Seems like the arrays are transposed?

I didn't realise ROMS would care about transposition. We can change partition to transpose before saving.

... however the dimensions themselves aren't transposed

In my mental model dimensions are an unordered set.

EDIT: Wait your second printout there implies that the dimensions aren't just transposed, the names are assigned incorrectly?

dafyddstephenson commented 2 months ago

In my mental model dimensions are an unordered set.
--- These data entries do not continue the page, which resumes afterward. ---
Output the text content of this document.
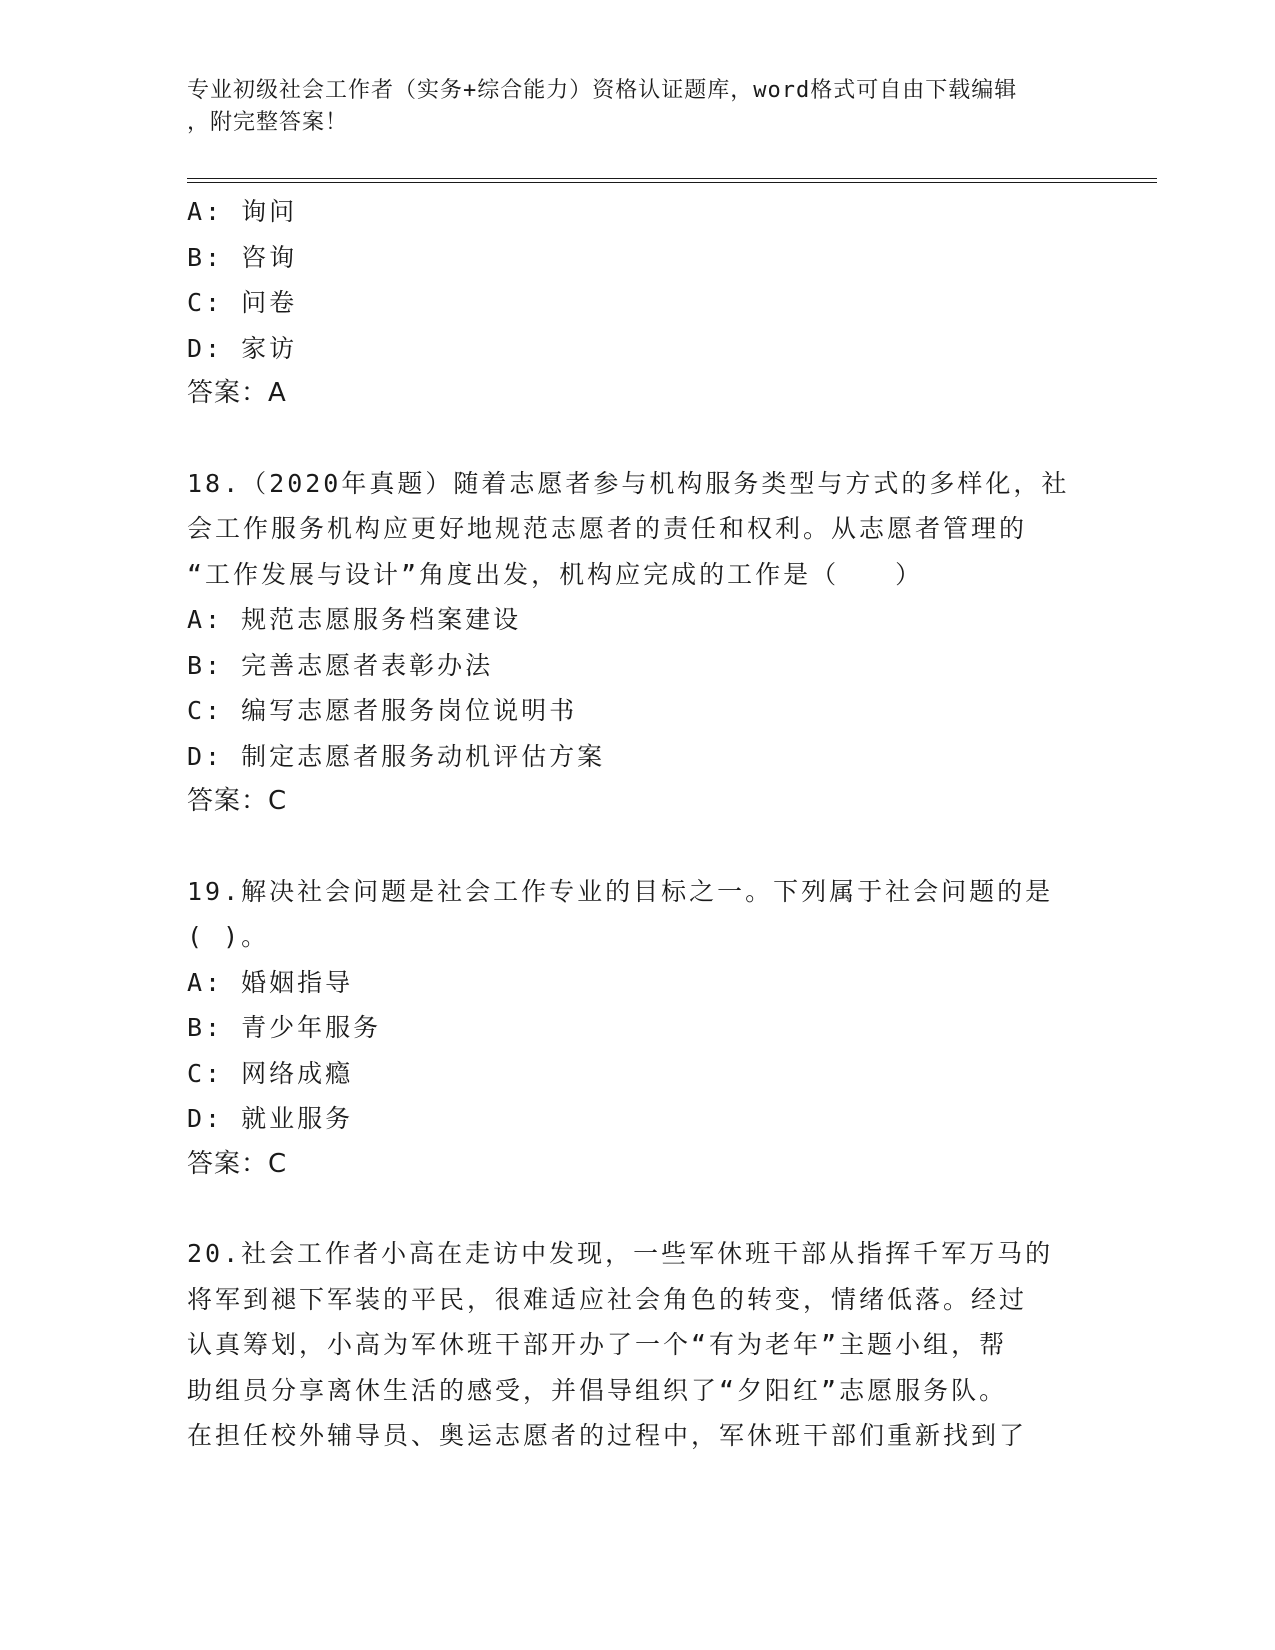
专业初级社会工作者（实务+综合能力）资格认证题库，word格式可自由下载编辑
，附完整答案！
A: 询问
B: 咨询
C: 问卷
D: 家访
答案：A
18.（2020年真题）随着志愿者参与机构服务类型与方式的多样化，社
会工作服务机构应更好地规范志愿者的责任和权利。从志愿者管理的
“工作发展与设计”角度出发，机构应完成的工作是（　　）
A: 规范志愿服务档案建设
B: 完善志愿者表彰办法
C: 编写志愿者服务岗位说明书
D: 制定志愿者服务动机评估方案
答案：C
19.解决社会问题是社会工作专业的目标之一。下列属于社会问题的是
( )。
A: 婚姻指导
B: 青少年服务
C: 网络成瘾
D: 就业服务
答案：C
20.社会工作者小高在走访中发现，一些军休班干部从指挥千军万马的
将军到褪下军装的平民，很难适应社会角色的转变，情绪低落。经过
认真筹划，小高为军休班干部开办了一个“有为老年”主题小组，帮
助组员分享离休生活的感受，并倡导组织了“夕阳红”志愿服务队。
在担任校外辅导员、奥运志愿者的过程中，军休班干部们重新找到了
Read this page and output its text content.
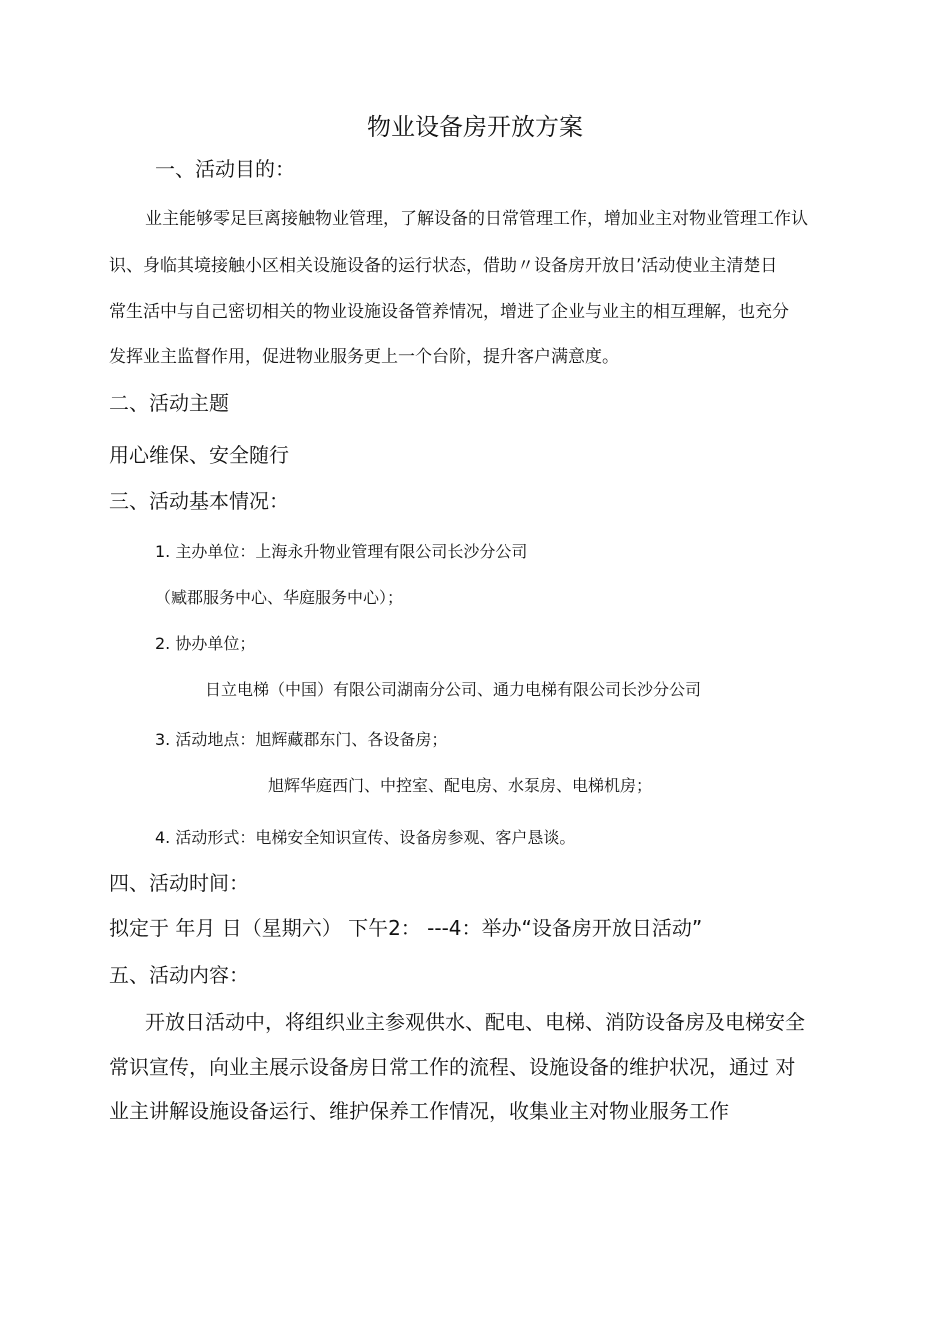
物业设备房开放方案
一、活动目的：
业主能够零足巨离接触物业管理，了解设备的日常管理工作，增加业主对物业管理工作认
识、身临其境接触小区相关设施设备的运行状态，借助〃设备房开放日’活动使业主清楚日
常生活中与自己密切相关的物业设施设备管养情况，增进了企业与业主的相互理解，也充分
发挥业主监督作用，促进物业服务更上一个台阶，提升客户满意度。
二、活动主题
用心维保、安全随行
三、活动基本情况：
1. 主办单位：上海永升物业管理有限公司长沙分公司
（臧郡服务中心、华庭服务中心）；
2. 协办单位；
日立电梯（中国）有限公司湖南分公司、通力电梯有限公司长沙分公司
3. 活动地点：旭辉藏郡东门、各设备房；
旭辉华庭西门、中控室、配电房、水泵房、电梯机房；
4. 活动形式：电梯安全知识宣传、设备房参观、客户恳谈。
四、活动时间：
拟定于 年月 日（星期六） 下午2： ---4：举办“设备房开放日活动”
五、活动内容：
开放日活动中，将组织业主参观供水、配电、电梯、消防设备房及电梯安全
常识宣传，向业主展示设备房日常工作的流程、设施设备的维护状况，通过 对
业主讲解设施设备运行、维护保养工作情况，收集业主对物业服务工作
Typically ROMS reads netCDF with the dimensions in a particular order. I was initially suprised to see that this wasn't the problem here, although it makes sense given that checkdims is one of the few routines in ROMS that explicitly checks dimensions rather than just reading data as they appear.

the names are assigned incorrectly?

Yes, that's the impression I get. I assumed the dimensions would have the correct size but appear in the wrong order (see above), but in fact it seems they're being defined incorrectly altogether.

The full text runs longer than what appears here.